Les plaignants, qui étaient chauffeurs d'autobus, s'envoyaient des messages textes par l'entremise de la plateforme de messagerie « WhatsApp » sur leurs téléphones cellulaires personnels. Ces communications comportaient des commentaires négatifs, désobligeants et sexistes au sujet d'une superviseure intérimaire, « Mme A ». Les commentaires ont été portés à l'attention de l'employeur au cours d'une enquête non liée, et une enquête subséquente sur la conduite des plaignants a été ouverte.

Au cours de l'enquête, l'enquêteur a interrogé Mme A, à qui un autre employé avait montré des captures d'écran des messages offensants. Bien qu'elle ait reconnu avoir alors été bouleversée par les messages, Mme A n'a pas déposé de plainte formelle et ne souhaitait pas participer à l'enquête. L'employeur a quand même poursuivi l'enquête et a finalement conclu que les plaignants s'étaient livrés à du harcèlement sexuel au travail, en violation des politiques de l'employeur. L'employeur a congédié les plaignants pour motif valable.

Le syndicat a déposé des griefs, qui ont été renvoyés à la Commission de règlement des griefs. L'arbitre a rendu une décision concluant que les congédiements étaient sans motif valable et a ordonné la réintégration des plaignants sans perte d'ancienneté, et avec indemnité pour les pertes découlant des congédiements. Pour en arriver à cette décision, l'arbitre a conclu ce qui suit :

  1. les communications avaient eu lieu à l'extérieur du lieu de travail, pendant le temps libre des plaignants, sur leurs téléphones cellulaires personnels et au moyen d'un mode de communication censé être privé;
  2. l'employeur n'avait pas le droit de s'ingérer dans les communications privées des plaignants;
  3. l'employeur ne pouvait pas mener une enquête impartiale parce que Mme A n'avait pas déposé de plainte formelle et il ne pouvait agir à la fois comme plaignant et comme enquêteur;
  4. Mme A ne s'estimait pas victime de harcèlement sexuel, et si elle n'était pas disposée à déposer une plainte, l'employeur ne pouvait se substituer à elle en vertu de la politique.

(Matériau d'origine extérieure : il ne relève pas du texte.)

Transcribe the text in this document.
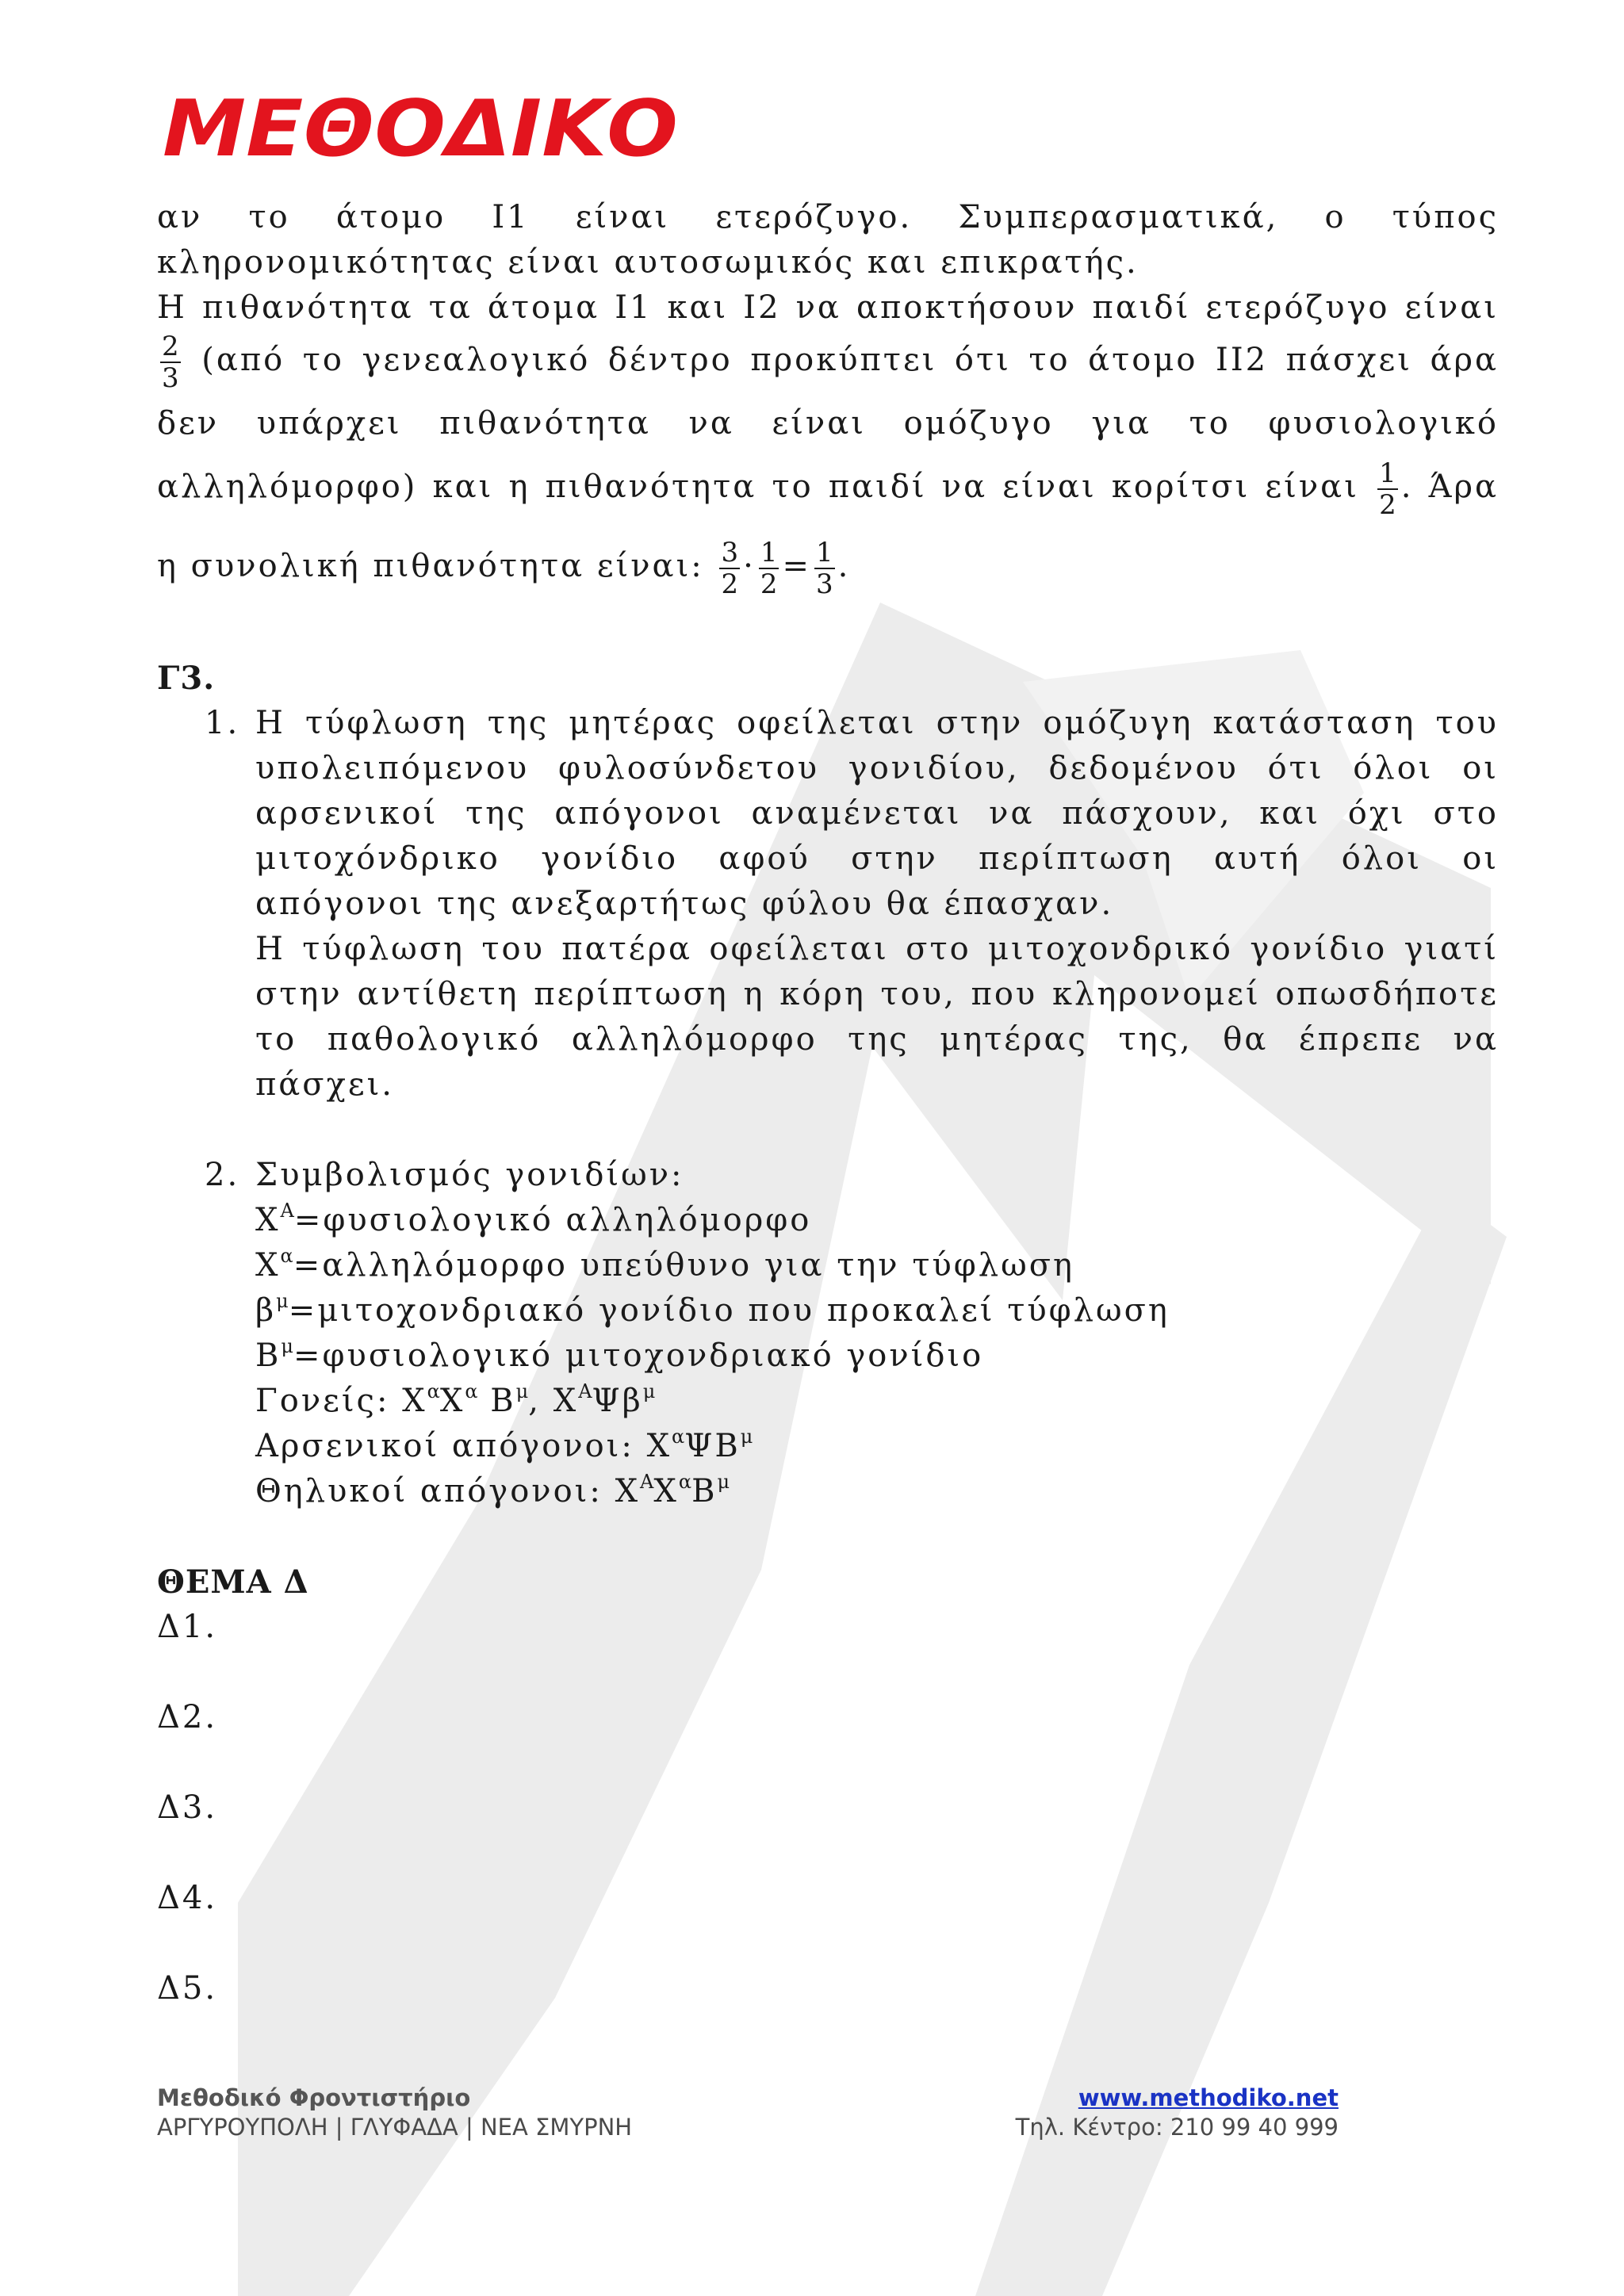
ΜΕΘΟΔΙΚΟ

αν το άτομο Ι1 είναι ετερόζυγο. Συμπερασματικά, ο τύπος

κληρονομικότητας είναι αυτοσωμικός και επικρατής.

Η πιθανότητα τα άτομα Ι1 και Ι2 να αποκτήσουν παιδί ετερόζυγο είναι

$\frac{2}{3} (\alpha\pi ό$ το γενεαλογικό δέντρο προκύπτει ότι το άτομο ΙΙ2 πάσχει άρα

δεν υπάρχει πιθανότητα να είναι ομόζυγο για το φυσιολογικό

αλληλόμορφο) και η πιθανότητα το παιδί να είναι κορίτσι είναι $\frac{1}{2}$ . Άρα

η συνολική πιθανότητα είναι: $\frac{3}{2} \cdot \frac{1}{2} = \frac{1}{3}$ .

Γ3.

1. Η τύφλωση της μητέρας οφείλεται στην ομόζυγη κατάσταση του

υπολειπόμενου φυλοσύνδετου γονιδίου, δεδομένου ότι όλοι οι

αρσενικοί της απόγονοι αναμένεται να πάσχουν, και όχι στο

μιτοχόνδρικο γονίδιο αφού στην περίπτωση αυτή όλοι οι

απόγονοι της ανεξαρτήτως φύλου θα έπασχαν.

Η τύφλωση του πατέρα οφείλεται στο μιτοχονδρικό γονίδιο γιατί

στην αντίθετη περίπτωση η κόρη του, που κληρονομεί οπωσδήποτε

το παθολογικό αλληλόμορφο της μητέρας της, θα έπρεπε να

πάσχει.

2. Συμβολισμός γονιδίων:

$X^A=\varphi\upsilon\sigma\iota o\lambda o\gamma\iota\kappa ό$ αλληλόμορφο

$X^\alpha=\alpha\lambda\lambda\eta\lambda ό\mu o\rho\varphi o$ υπεύθυνο για την τύφλωση

$\beta^\mu=\mu\iota\tau o\chi o\nu\delta\rho\iota\alpha\kappa ό$ γονίδιο που προκαλεί τύφλωση

$B^\mu=\varphi\upsilon\sigma\iota o\lambda o\gamma\iota\kappa ό$ μιτοχονδριακό γονίδιο

Γονείς: $X^\alpha X^\alpha$ $B^\mu$, $X^A\Psi\beta^\mu$

Αρσενικοί απόγονοι: $X^\alpha\Psi B^\mu$

Θηλυκοί απόγονοι: $X^AX^\alpha B^\mu$

ΘΕΜΑ Δ

Δ1.

Δ2.

Δ3.

Δ4.

Δ5.

Μεθοδικό Φροντιστήριο	www.methodiko.net
ΑΡΓΥΡΟΥΠΟΛΗ | ΓΛΥΦΑΔΑ | ΝΕΑ ΣΜΥΡΝΗ	Τηλ. Κέντρο: 210 99 40 999
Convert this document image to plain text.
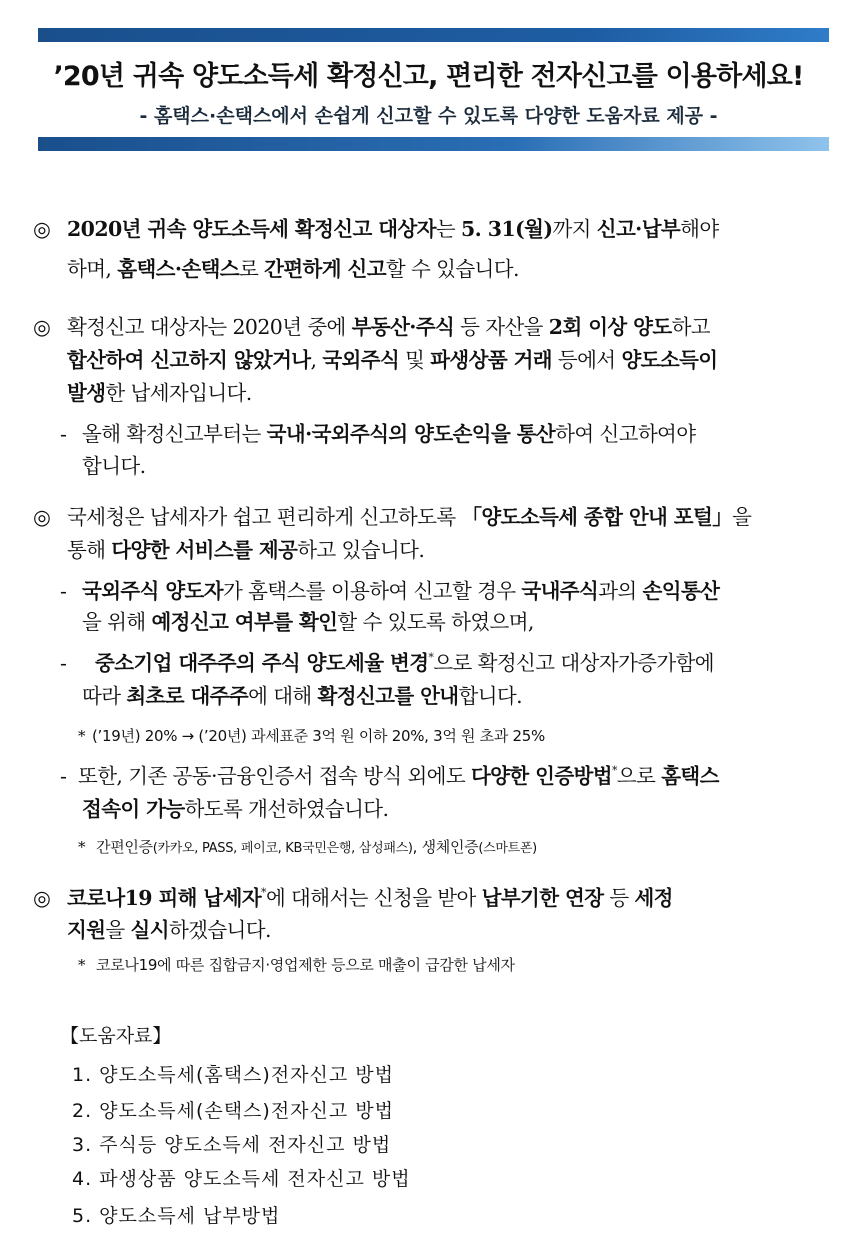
’20년 귀속 양도소득세 확정신고, 편리한 전자신고를 이용하세요!
- 홈택스·손택스에서 손쉽게 신고할 수 있도록 다양한 도움자료 제공 -
◎ 2020년 귀속 양도소득세 확정신고 대상자는 5. 31(월)까지 신고·납부해야
하며, 홈택스·손택스로 간편하게 신고할 수 있습니다.
◎ 확정신고 대상자는 2020년 중에 부동산·주식 등 자산을 2회 이상 양도하고
합산하여 신고하지 않았거나, 국외주식 및 파생상품 거래 등에서 양도소득이
발생한 납세자입니다.
- 올해 확정신고부터는 국내·국외주식의 양도손익을 통산하여 신고하여야
합니다.
◎ 국세청은 납세자가 쉽고 편리하게 신고하도록 「양도소득세 종합 안내 포털」을
통해 다양한 서비스를 제공하고 있습니다.
- 국외주식 양도자가 홈택스를 이용하여 신고할 경우 국내주식과의 손익통산
을 위해 예정신고 여부를 확인할 수 있도록 하였으며,
- 중소기업 대주주의 주식 양도세율 변경*으로 확정신고 대상자가증가함에
따라 최초로 대주주에 대해 확정신고를 안내합니다.
* (’19년) 20% → (’20년) 과세표준 3억 원 이하 20%, 3억 원 초과 25%
- 또한, 기존 공동·금융인증서 접속 방식 외에도 다양한 인증방법*으로 홈택스
접속이 가능하도록 개선하였습니다.
* 간편인증(카카오, PASS, 페이코, KB국민은행, 삼성패스), 생체인증(스마트폰)
◎ 코로나19 피해 납세자*에 대해서는 신청을 받아 납부기한 연장 등 세정
지원을 실시하겠습니다.
* 코로나19에 따른 집합금지·영업제한 등으로 매출이 급감한 납세자
【도움자료】
1. 양도소득세(홈택스)전자신고 방법
2. 양도소득세(손택스)전자신고 방법
3. 주식등 양도소득세 전자신고 방법
4. 파생상품 양도소득세 전자신고 방법
5. 양도소득세 납부방법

Qu'a décidé la Cour divisionnaire?

La Cour a conclu que la conclusion de l'arbitre selon laquelle l'employeur ne pouvait pas mener une enquête équitable en raison de l'absence d'une plainte formelle était incompatible avec les obligations de l'employeur en vertu du Code des droits de la personne de l'Ontario et de la Loi sur la santé et la sécurité au travail.

La Cour a souligné que l'obligation d'enquêter sur le harcèlement en milieu de travail s'étend aussi bien aux incidents qu'aux plaintes, et que l'employeur ne peut se fonder sur la réticence d'une victime à déposer une plainte pour se soustraire à ses devoirs ou être libéré de ses obligations légales. Contrairement à la conclusion de l'arbitre, l'employeur n'est pas « devenu le plaignant » lorsqu'il a lancé son enquête, car aucun plaignant n'était nécessaire.

De plus, la conclusion de l'arbitre selon laquelle il n'y a pas eu de harcèlement parce que Mme A n'a pas déposé de plainte est incompatible avec les décisions de la Cour suprême du Canada, selon lesquelles il faut éviter de se fonder sur la réaction d'une victime ou sur sa réticence à déposer une plainte pour trancher de telles questions.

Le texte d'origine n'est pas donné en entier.